The latest homes-sales data for Long Island shows the region might be one step closer to what many might consider nirvana nowadays: normalcy.

In the Hamptons, 479 closings in the second quarter represented a 107 percent jump from a year ago as prices stabilized on most of the Island compared with the real estate roller coaster of the past several years, said a report commissioned by Prudential Douglas Elliman Real Estate.

What led sales in the summer playgrounds were homes under a million dollars and ones that would have gone for much more during the boom. The off-peak Hamptons prices took the allure out of the North Fork, hot a year ago as a less costly alternative.

The Hamptons' $900,000 median closing price was a 0.9 percent dip from the first quarter but a 17 percent jump from a year ago as more deals closed on the high end, where sales had been stagnating, said Jonathan Miller, head of Miller Samuel, the Manhattan appraisal firm that compiled the report.

"We're seeing a more normal distribution of low- to high-end of sales, something we haven't seen like in a year and a half," he said. "It's not that we're seeing a lot of sales activity. We're seeing a more normal level sales activity. . . . It also illustrates how dire the market was a year ago. You're coming from such an unusually low place."
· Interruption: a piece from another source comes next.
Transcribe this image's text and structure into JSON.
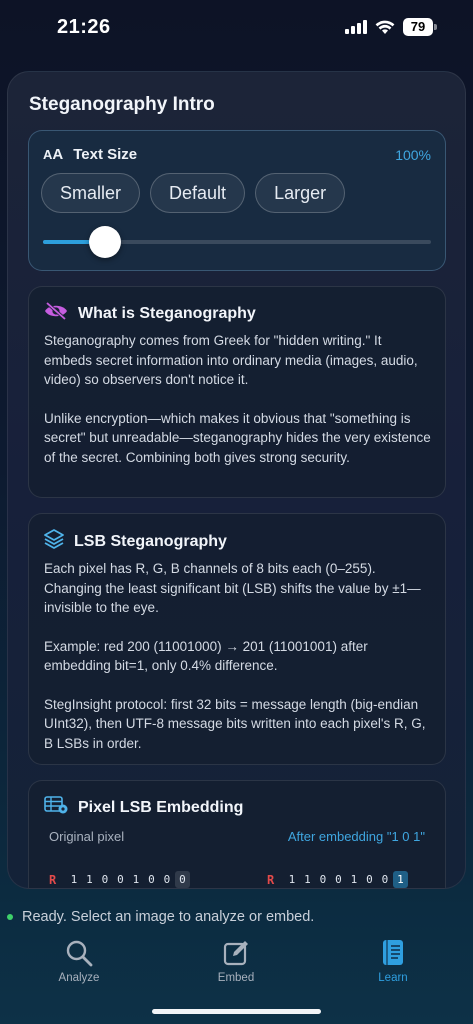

On the Island the median closing price outside the North Fork and Hamptons was $360,000, unchanged from a year ago and a 3 percent increase from the first quarter, Miller Samuel calculated.

But while prices and closings generally retreated from the unpredictable downswings of the past few years, the Island inventory of homes for sale outside the Hamptons and North Fork went up 0.6 percent from a year ago and 13 percent from the first quarter, the report said.

The jump comes despite listings removed from the market by buyers seeking the home buyers tax credit. The credit required contracts to be signed by April 30 and helped boost closings 49 percent from a year ago and 55 percent from the first quarter, according to the data.

But again, Miller sees that as a sort of normalcy, because homeowners got hope. Sellers who had pulled homes off the market began relisting when they saw the tax credit expand the pool of buyers, he said.

The discounts off listing prices weren't as big because buyers who wanted the tax credit had less time to bargain, Miller said. "What we've seen since the beginning of the year is a general change in sentiment,'' he said. "Buyers are more likely to bypass properties . . . that are overpriced."

It's the same in the Hamptons, where Prudential's manager, Paul Brennan, said more than half of the luxury homes for sale were bought in the boom.

Owners still look for a profit, he said, but buyers think the worst is yet to come: "We're not consummating deals, but there are lots of offers."